El pueblo
sami afirma que el arte del canto fue un regalo de Akanidi, la hija del sol, quien
durante sus viajes diarios por los cielos observó que las personas que
habitaban más abajo parecían apáticas y tristes, por lo que pidió permiso a su
padre para visitarlas. Fue a casa de una pareja de ancianos que no tenían hijos
que vivía en una isla del lago. El matrimonio la trato como si fuera su propia
hija, pero le dijeron que sólo le permitirían mezclarse con otras personas una
vez que alcanzara la madurez.
Cuando
fue lo bastante mayor, estuvo vagando por el mundo y logró cosas maravillosas.

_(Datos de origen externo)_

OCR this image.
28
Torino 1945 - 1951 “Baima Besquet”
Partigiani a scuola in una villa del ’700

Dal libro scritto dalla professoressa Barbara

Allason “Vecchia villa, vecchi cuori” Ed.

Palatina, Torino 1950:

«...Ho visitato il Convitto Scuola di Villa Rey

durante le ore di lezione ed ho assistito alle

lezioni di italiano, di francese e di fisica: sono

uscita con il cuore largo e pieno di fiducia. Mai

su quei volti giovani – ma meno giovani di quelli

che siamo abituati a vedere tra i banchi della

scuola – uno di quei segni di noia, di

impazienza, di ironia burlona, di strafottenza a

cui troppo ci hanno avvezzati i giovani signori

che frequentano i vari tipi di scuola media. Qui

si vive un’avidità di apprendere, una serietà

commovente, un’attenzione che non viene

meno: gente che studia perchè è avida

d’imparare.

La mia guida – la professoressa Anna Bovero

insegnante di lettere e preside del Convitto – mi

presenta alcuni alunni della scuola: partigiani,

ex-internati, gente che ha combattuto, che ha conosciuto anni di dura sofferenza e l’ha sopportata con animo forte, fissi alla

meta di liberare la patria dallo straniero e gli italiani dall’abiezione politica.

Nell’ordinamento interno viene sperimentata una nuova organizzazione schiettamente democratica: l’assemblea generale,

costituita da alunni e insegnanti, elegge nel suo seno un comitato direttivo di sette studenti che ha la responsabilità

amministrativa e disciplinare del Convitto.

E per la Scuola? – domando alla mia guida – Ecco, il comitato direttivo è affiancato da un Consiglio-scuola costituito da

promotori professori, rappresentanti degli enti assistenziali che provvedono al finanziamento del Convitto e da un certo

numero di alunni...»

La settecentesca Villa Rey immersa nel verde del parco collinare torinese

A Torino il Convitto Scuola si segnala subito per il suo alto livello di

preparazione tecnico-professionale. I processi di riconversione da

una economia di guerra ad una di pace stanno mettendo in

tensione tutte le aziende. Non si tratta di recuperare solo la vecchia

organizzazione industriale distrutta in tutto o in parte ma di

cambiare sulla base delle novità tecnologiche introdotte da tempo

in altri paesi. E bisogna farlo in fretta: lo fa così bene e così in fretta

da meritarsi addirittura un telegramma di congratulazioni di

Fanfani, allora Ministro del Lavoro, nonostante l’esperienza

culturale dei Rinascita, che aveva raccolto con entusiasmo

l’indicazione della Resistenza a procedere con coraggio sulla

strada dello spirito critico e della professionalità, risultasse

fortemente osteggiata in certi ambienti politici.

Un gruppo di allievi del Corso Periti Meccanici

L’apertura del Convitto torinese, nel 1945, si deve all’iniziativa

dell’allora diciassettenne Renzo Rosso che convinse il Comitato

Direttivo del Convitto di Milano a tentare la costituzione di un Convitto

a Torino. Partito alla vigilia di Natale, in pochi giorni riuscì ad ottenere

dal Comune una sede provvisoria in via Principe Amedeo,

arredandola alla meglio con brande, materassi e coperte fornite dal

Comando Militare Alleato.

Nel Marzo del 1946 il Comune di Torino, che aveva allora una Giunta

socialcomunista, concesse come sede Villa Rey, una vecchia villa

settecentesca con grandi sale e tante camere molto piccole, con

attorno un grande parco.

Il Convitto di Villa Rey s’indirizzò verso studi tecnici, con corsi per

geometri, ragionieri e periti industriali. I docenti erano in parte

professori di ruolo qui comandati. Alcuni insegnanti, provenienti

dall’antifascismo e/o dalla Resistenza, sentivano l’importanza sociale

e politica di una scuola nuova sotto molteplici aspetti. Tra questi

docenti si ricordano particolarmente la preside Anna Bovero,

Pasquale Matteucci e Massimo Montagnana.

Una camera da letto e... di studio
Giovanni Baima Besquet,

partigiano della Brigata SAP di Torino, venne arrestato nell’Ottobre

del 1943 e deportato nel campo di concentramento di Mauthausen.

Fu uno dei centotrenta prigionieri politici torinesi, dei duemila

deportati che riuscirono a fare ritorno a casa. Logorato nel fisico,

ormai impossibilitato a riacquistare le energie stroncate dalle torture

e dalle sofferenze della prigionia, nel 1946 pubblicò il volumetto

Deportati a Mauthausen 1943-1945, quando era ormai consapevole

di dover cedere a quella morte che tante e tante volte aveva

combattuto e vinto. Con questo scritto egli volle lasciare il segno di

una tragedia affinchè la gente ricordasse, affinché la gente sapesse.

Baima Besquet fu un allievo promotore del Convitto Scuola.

Concedía a todas las personas con las que se encontraba la dicha del canto y de
la danza, y les enseñó también a confeccionar los coloridos trajes por los que
los lapones se hicieron famosos desde entonces.
Sin
embargo, no todo el mundo estaba satisfecho con sus regalos. Los más ancianos
de la tribu no deseaban tener nada que ver con todas aquellas novedades, y lo
único que les interesaba eran las piedras preciosas que creaba de manera
mágica para adornar chaquetas y faldas, ya que podían intercambiarlas por
mercancías de gran valor.
Cuando
Akanidi cayó en la cuenta de su acaricia, se negó a concederles nada más, por
lo que el más anciano conspiró para asesinarla. Consciente de que estaba
protegida por el sol, acudieron a pedir consejo a una astuta bruja llamada
Oadz, quien sugirió que bloquearan la chimenea de la tienda de Akanidi para
que el sol no pudiera ver cómo la golpeaban hasta morir.
Pero los
asesinos, con las prisas, no bloquearon la chimenea del todo, de manera que,
cuando golperaron a Akanidi, ésta no murió, sino que se desvaneció. Entonces,
entonó un último cántico, salió flotando hacia arriba como el humo del fuego y,
por último, desapareció para siempre jamás.
Sin
embargo, continúa mirando desde el cielo, y cada vez que ve a gente cantar,
sonríe, pues le recuerda que no realizó su viaje en vano.